Finding Our Genuine Voice
By Rev. Jordan B. Davis (M.Div.‘14)
I recently helped lead a series of discussions as members of my presbytery gathered to read the book “Waking up White” (Debby Irving). I by no means felt qualified to lead these discussions on my own and am eternally grateful for those who walked this path with me. I feared how I would be received as a leader of these discussions as we discussed our presbyteries current and hoped for response to racial inequalities in our area. As discussions progressed, I began to notice that I was not alone in my self-conscious fear. I did my best to make the space safe to share stories and prayers, however I know that did not always succeed and I struggled a great deal with that.
As I continue to think about these discussions and many others, I begin to wonder what has happened in our society? It seems there is a widespread fear, or at least hesitance, to speak what we believe to be our real truth. We live in a world of constant likes and dislikes as we receive the immediate critiques of almost every person we encounter. We sit wondering what certain individuals might say or do in response to what we say and do. Our genuine selves are buried as we both amp up and tone down our responses based on our desired and feared responses from others.
I have struggled with this in my own life as I discern the best way to respond to events in our world and in my community. Should I write a Facebook post, or not post at all? Should I address it directly or indirectly in my lessons and sermons? Should I say anything at all or just keep quiet and listen? Surrounded by many loved ones and friends who I both agree and disagree with, I know that my choice or response is typically based on who I know will or will not see or hear my response.
As I think about my own life and as I read the varied responses that fill my social media feeds by colleagues in ministry, I am left with one very simple and very complicated question –
Are we, as congregational leaders, being our genuine selves and modeling that for our parishioners?
Do we allow our context to control our words, or do we allow the Spirit to guide our words?
Do we open space for others to be genuine, or do we close doors to protect each person’s ego?
What I fear today, almost more than anything else, is that our loss of genuine conversation and compassion for others as they show their own genuine selves, is building more walls than any person or group in the world can begin to propose. The façade that is created when we both amp up our response to grab the attention of others and when we silence ourselves out of fear of others just might be one of the most dangerous things of all.
If I have learned anything in ministry it is that we are each seeking permission to be genuine – we are seeking affirmation that our uniquely imperfect selves truly are created in God’s beautiful image; we are seeking affirmation that our shaking voice is valued in the choruses of both praise and lament hear around the world. As a leader, I sought permission to share my story, the good and the bad, and I sought forgiveness as I misstepped along the way.
And so here is your permission.

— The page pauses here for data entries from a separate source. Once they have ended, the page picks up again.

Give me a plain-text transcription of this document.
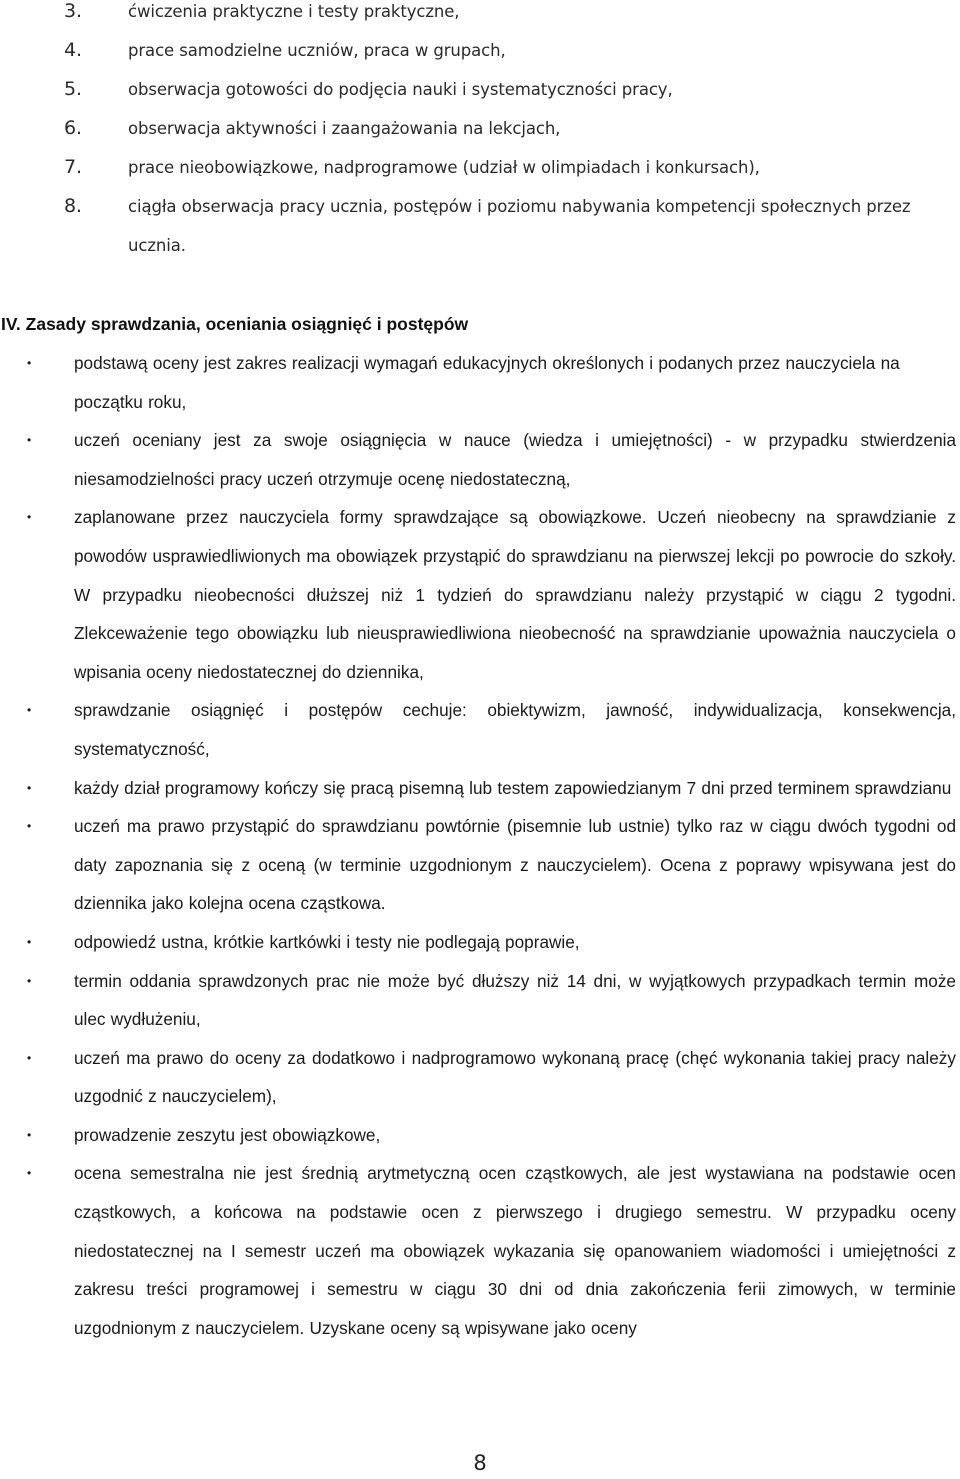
3.	ćwiczenia praktyczne i testy praktyczne,
4.	prace samodzielne uczniów, praca w grupach,
5.	obserwacja gotowości do podjęcia nauki i systematyczności pracy,
6.	obserwacja aktywności i zaangażowania na lekcjach,
7.	prace nieobowiązkowe, nadprogramowe (udział w olimpiadach i konkursach),
8.	ciągła obserwacja pracy ucznia, postępów i poziomu nabywania kompetencji społecznych przez ucznia.
IV. Zasady sprawdzania, oceniania osiągnięć i postępów
• podstawą oceny jest zakres realizacji wymagań edukacyjnych określonych i podanych przez nauczyciela na początku roku,
• uczeń oceniany jest za swoje osiągnięcia w nauce (wiedza i umiejętności) - w przypadku stwierdzenia niesamodzielności pracy uczeń otrzymuje ocenę niedostateczną,
• zaplanowane przez nauczyciela formy sprawdzające są obowiązkowe. Uczeń nieobecny na sprawdzianie z powodów usprawiedliwionych ma obowiązek przystąpić do sprawdzianu na pierwszej lekcji po powrocie do szkoły. W przypadku nieobecności dłuższej niż 1 tydzień do sprawdzianu należy przystąpić w ciągu 2 tygodni. Zlekceważenie tego obowiązku lub nieusprawiedliwiona nieobecność na sprawdzianie upoważnia nauczyciela o wpisania oceny niedostatecznej do dziennika,
• sprawdzanie osiągnięć i postępów cechuje: obiektywizm, jawność, indywidualizacja, konsekwencja, systematyczność,
• każdy dział programowy kończy się pracą pisemną lub testem zapowiedzianym 7 dni przed terminem sprawdzianu
• uczeń ma prawo przystąpić do sprawdzianu powtórnie (pisemnie lub ustnie) tylko raz w ciągu dwóch tygodni od daty zapoznania się z oceną (w terminie uzgodnionym z nauczycielem). Ocena z poprawy wpisywana jest do dziennika jako kolejna ocena cząstkowa.
• odpowiedź ustna, krótkie kartkówki i testy nie podlegają poprawie,
• termin oddania sprawdzonych prac nie może być dłuższy niż 14 dni, w wyjątkowych przypadkach termin może ulec wydłużeniu,
• uczeń ma prawo do oceny za dodatkowo i nadprogramowo wykonaną pracę (chęć wykonania takiej pracy należy uzgodnić z nauczycielem),
• prowadzenie zeszytu jest obowiązkowe,
• ocena semestralna nie jest średnią arytmetyczną ocen cząstkowych, ale jest wystawiana na podstawie ocen cząstkowych, a końcowa na podstawie ocen z pierwszego i drugiego semestru. W przypadku oceny niedostatecznej na I semestr uczeń ma obowiązek wykazania się opanowaniem wiadomości i umiejętności z zakresu treści programowej i semestru w ciągu 30 dni od dnia zakończenia ferii zimowych, w terminie uzgodnionym z nauczycielem. Uzyskane oceny są wpisywane jako oceny
8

I urge and implore each of you, congregational leaders and lay-people alike, church-goers and church avoiders – lift up your beautifully unique and genuine voice and don’t forget to listen to those around you. Hear God’s love and grace lifted up as it drowns out the hatred and tears down the walls. Speak up and speak out in a way that grants permission for others to join the song that so desperately needs to be heard around the world, made beautiful by both the harmony and the dissonance. Speak in a way that offers forgiveness and grace as others find their own genuine voice.
Our voice doesn’t have to be the loudest, it doesn’t have to be silent; our words don’t have to be completely accurate, they don’t have to be eloquent. Our voices do need to be genuine though, filled with the unique imperfection that God has so beautifully woven in and through each and every one of us.
Do not amp up, do not tone down. Do not bury or push to the front. Instead, speak the genuine, seek the genuine, hear the genuine, BE GENUINE. It is through our genuine selves that God’s grace and love will continue to pour out and reach every corner of creation.